WWYD made by RealityWarper
A Hellhound wants to rape you into marriage but just as she has you cornered an idea forms into your mind.
"Wait!"
She smiles
"What?, trying to stall the unavoidable cute weak thing?"
You try to take advantadge of her bold personality. You challenge her, if she pass the challenge you will do what she wants but if she fails she has to let you go.
"Ha! A for the effort cute weakling! Nothing stops me from just rapimg you! And which challenge you are thinking about? Boxing? Wrestling? Sex endurance?"
You think about the thing a Hellhound would do least and finally the answer comes to your mind: cooking
"Okay, I accept. But if you fail, you have to grope my breasts while I rape you, break your word and I will just bitchslap you until you grope."
You cant believe you luck, how stupid can she be? She accepted, sure you might not be a chef, but there is no way you are losing to a woman that only knows how to rape or beat people up.
She drags you to her home you are surprised to see its a neat house rather than a rape cave and her kitchen is the best equipped one you have seen.
You see her put a chef hat and a shirt that says "Hell's Kitchen No.1# worldwide champion"
She looks at you "Oooh I didnt told you? Im I have won tournaments in Zipangu! I have humilliated Inaris! Ever heard of the so called Hell's Cuisine that has become so popular? Who do you think invented it?"
What would you do?
My response
How... am I supposed to do this?

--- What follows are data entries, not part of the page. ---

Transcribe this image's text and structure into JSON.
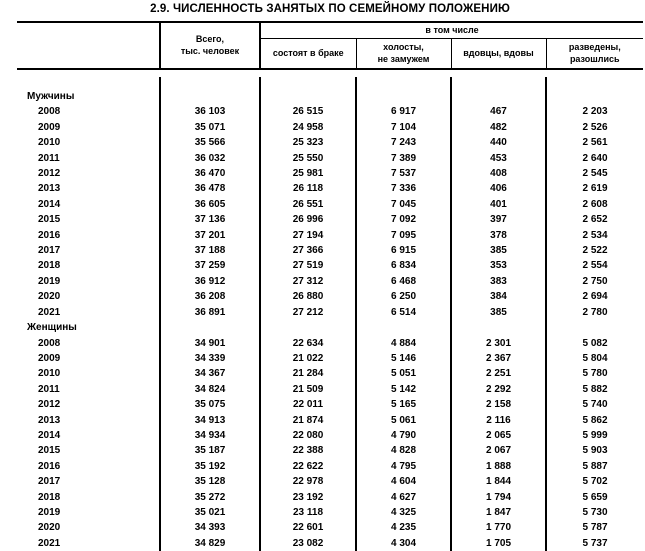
{
  "title": "2.9. ЧИСЛЕННОСТЬ ЗАНЯТЫХ ПО СЕМЕЙНОМУ ПОЛОЖЕНИЮ",
  "table": {
    "columns": {
      "total": "Всего,\nтыс. человек",
      "group": "в том числе",
      "married": "состоят в браке",
      "single": "холосты,\nне замужем",
      "widowed": "вдовцы, вдовы",
      "divorced": "разведены, разошлись"
    },
    "sections": [
      {
        "label": "Мужчины",
        "rows": [
          {
            "year": "2008",
            "values": [
              "36 103",
              "26 515",
              "6 917",
              "467",
              "2 203"
            ]
          },
          {
            "year": "2009",
            "values": [
              "35 071",
              "24 958",
              "7 104",
              "482",
              "2 526"
            ]
          },
          {
            "year": "2010",
            "values": [
              "35 566",
              "25 323",
              "7 243",
              "440",
              "2 561"
            ]
          },
          {
            "year": "2011",
            "values": [
              "36 032",
              "25 550",
              "7 389",
              "453",
              "2 640"
            ]
          },
          {
            "year": "2012",
            "values": [
              "36 470",
              "25 981",
              "7 537",
              "408",
              "2 545"
            ]
          },
          {
            "year": "2013",
            "values": [
              "36 478",
              "26 118",
              "7 336",
              "406",
              "2 619"
            ]
          },
          {
            "year": "2014",
            "values": [
              "36 605",
              "26 551",
              "7 045",
              "401",
              "2 608"
            ]
          },
          {
            "year": "2015",
            "values": [
              "37 136",
              "26 996",
              "7 092",
              "397",
              "2 652"
            ]
          },
          {
            "year": "2016",
            "values": [
              "37 201",
              "27 194",
              "7 095",
              "378",
              "2 534"
            ]
          },
          {
            "year": "2017",
            "values": [
              "37 188",
              "27 366",
              "6 915",
              "385",
              "2 522"
            ]
          },
          {
            "year": "2018",
            "values": [
              "37 259",
              "27 519",
              "6 834",
              "353",
              "2 554"
            ]
          },
          {
            "year": "2019",
            "values": [
              "36 912",
              "27 312",
              "6 468",
              "383",
              "2 750"
            ]
          },
          {
            "year": "2020",
            "values": [
              "36 208",
              "26 880",
              "6 250",
              "384",
              "2 694"
            ]
          },
          {
            "year": "2021",
            "values": [
              "36 891",
              "27 212",
              "6 514",
              "385",
              "2 780"
            ]
          }
        ]
      },
      {
        "label": "Женщины",
        "rows": [
          {
            "year": "2008",
            "values": [
              "34 901",
              "22 634",
              "4 884",
              "2 301",
              "5 082"
            ]
          },
          {
            "year": "2009",
            "values": [
              "34 339",
              "21 022",
              "5 146",
              "2 367",
              "5 804"
            ]
          },
          {
            "year": "2010",
            "values": [
              "34 367",
              "21 284",
              "5 051",
              "2 251",
              "5 780"
            ]
          },
          {
            "year": "2011",
            "values": [
              "34 824",
              "21 509",
              "5 142",
              "2 292",
              "5 882"
            ]
          },
          {
            "year": "2012",
            "values": [
              "35 075",
              "22 011",
              "5 165",
              "2 158",
              "5 740"
            ]
          },
          {
            "year": "2013",
            "values": [
              "34 913",
              "21 874",
              "5 061",
              "2 116",
              "5 862"
            ]
          },
          {
            "year": "2014",
            "values": [
              "34 934",
              "22 080",
              "4 790",
              "2 065",
              "5 999"
            ]
          },
          {
            "year": "2015",
            "values": [
              "35 187",
              "22 388",
              "4 828",
              "2 067",
              "5 903"
            ]
          },
          {
            "year": "2016",
            "values": [
              "35 192",
              "22 622",
              "4 795",
              "1 888",
              "5 887"
            ]
          },
          {
            "year": "2017",
            "values": [
              "35 128",
              "22 978",
              "4 604",
              "1 844",
              "5 702"
            ]
          },
          {
            "year": "2018",
            "values": [
              "35 272",
              "23 192",
              "4 627",
              "1 794",
              "5 659"
            ]
          },
          {
            "year": "2019",
            "values": [
              "35 021",
              "23 118",
              "4 325",
              "1 847",
              "5 730"
            ]
          },
          {
            "year": "2020",
            "values": [
              "34 393",
              "22 601",
              "4 235",
              "1 770",
              "5 787"
            ]
          },
          {
            "year": "2021",
            "values": [
              "34 829",
              "23 082",
              "4 304",
              "1 705",
              "5 737"
            ]
          }
        ]
      }
    ]
  }
}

I think to myself and just then notice a ghoul sitting at the table next to the kitchen
"Uhh... who she?" I ask
"Oh, she will be the taste tester for the food." The hellhound replays
The ghoul then waves to me and smiles and gives me a... look
I feel like she rather eat me...
After settling in I decide on a meal to prepare. I see that the hound will be preparing a steak.
Well... she is a meat eater...
I decide to make a hamburger with some lettuce, tomato and other stuff with a side of loaded fries. After we're done creating the masterpieces.

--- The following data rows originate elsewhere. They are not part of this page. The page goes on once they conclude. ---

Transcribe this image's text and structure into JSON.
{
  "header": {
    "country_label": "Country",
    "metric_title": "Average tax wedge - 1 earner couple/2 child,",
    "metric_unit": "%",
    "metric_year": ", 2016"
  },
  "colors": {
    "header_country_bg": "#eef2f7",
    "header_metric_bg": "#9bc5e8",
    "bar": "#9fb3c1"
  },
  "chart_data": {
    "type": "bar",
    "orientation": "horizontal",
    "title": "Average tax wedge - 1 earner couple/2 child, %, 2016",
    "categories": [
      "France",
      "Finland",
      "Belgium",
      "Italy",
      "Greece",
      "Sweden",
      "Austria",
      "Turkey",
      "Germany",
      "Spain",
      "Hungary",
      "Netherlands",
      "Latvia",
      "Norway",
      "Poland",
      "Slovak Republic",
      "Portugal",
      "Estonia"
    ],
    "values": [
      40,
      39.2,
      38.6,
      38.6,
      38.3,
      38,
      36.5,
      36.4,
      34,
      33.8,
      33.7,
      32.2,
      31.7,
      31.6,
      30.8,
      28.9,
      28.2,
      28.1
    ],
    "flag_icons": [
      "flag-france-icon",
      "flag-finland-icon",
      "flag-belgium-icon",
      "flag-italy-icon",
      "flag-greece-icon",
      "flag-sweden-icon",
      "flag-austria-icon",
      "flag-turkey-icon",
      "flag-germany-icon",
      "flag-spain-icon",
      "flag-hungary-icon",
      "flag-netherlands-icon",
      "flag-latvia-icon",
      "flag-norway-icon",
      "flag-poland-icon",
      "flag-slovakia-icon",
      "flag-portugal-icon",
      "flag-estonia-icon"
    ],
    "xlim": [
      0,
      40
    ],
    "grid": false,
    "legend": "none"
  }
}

"Well... which one is better?" The hound asks sounding as cocky as ever.
...silence
"I think it's a tie!" She says after taking a few second.
"WHAT!" The hound yells.
"Well the steak was extremely tasty but the hamburger was nicely cooked and the fries complemented it well."

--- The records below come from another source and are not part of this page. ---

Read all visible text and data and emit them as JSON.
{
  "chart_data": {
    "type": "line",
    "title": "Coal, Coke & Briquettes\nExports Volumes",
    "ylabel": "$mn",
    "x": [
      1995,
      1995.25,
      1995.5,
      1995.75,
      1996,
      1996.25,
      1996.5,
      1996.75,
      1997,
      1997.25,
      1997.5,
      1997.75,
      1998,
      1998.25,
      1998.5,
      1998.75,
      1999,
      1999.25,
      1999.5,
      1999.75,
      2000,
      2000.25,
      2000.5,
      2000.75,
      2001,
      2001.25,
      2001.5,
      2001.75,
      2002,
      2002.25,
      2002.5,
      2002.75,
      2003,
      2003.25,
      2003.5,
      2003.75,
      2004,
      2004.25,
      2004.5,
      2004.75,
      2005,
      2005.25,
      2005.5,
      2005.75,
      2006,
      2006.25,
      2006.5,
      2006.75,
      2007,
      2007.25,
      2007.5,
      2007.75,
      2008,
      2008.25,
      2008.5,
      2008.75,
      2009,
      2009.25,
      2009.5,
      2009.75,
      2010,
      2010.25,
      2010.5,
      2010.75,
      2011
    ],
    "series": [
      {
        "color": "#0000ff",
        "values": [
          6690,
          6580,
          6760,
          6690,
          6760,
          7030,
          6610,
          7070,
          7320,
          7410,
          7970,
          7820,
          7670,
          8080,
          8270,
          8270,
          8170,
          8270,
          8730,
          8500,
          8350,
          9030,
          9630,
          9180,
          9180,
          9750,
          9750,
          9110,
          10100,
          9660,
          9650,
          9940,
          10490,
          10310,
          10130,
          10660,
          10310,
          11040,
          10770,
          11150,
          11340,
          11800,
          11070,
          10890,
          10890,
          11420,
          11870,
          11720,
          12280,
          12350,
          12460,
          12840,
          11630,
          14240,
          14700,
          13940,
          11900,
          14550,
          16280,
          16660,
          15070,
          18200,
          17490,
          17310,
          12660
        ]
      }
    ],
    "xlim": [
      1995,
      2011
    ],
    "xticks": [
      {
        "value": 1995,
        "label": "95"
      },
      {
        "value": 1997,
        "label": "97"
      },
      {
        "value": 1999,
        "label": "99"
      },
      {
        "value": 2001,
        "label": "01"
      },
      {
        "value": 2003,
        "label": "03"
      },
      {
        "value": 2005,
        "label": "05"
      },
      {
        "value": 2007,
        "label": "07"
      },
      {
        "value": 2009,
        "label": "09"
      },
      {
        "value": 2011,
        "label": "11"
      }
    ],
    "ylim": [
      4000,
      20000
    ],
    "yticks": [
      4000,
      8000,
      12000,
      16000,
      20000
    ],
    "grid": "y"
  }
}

The hound stands in silence for a few minutes, shook by what happened and suddenly turns to me and says
"Well... I guess nobody wins... you're going need to show me how to make the hamburger and fries that you made." She gives me a smile
Well made it out of the woods again, haha.
"After the bedroom of course."
Wait... what
"What? Don't give me that look, you didn't win nor did I so your still on the menu." She gives me a more pervy smile.
"THAT'S NO FAIR!" I protest
"What? You don't need to grope my boobs since I didn't win."
"That's not what I mean!"
"Doesn't matter, come on." She then drags me in a direction, I'm assuming it's the bedroom.
"Hey, can I join?" The ghoul yells after us.
"You got free food." The hound responds.
"But it's always more fun with more people." She says with a sly smile.
"...Fine but I get the first turn." The ghoul then gets up and follows.
Well... I guess things could have turned out worse, I mean could have gotten stuck with a less civil hound or a dirty home to move to... I wonder whos going to make the food around here?... is that ghoul going to stick around?... Uhh screw it I'll just go with the flow.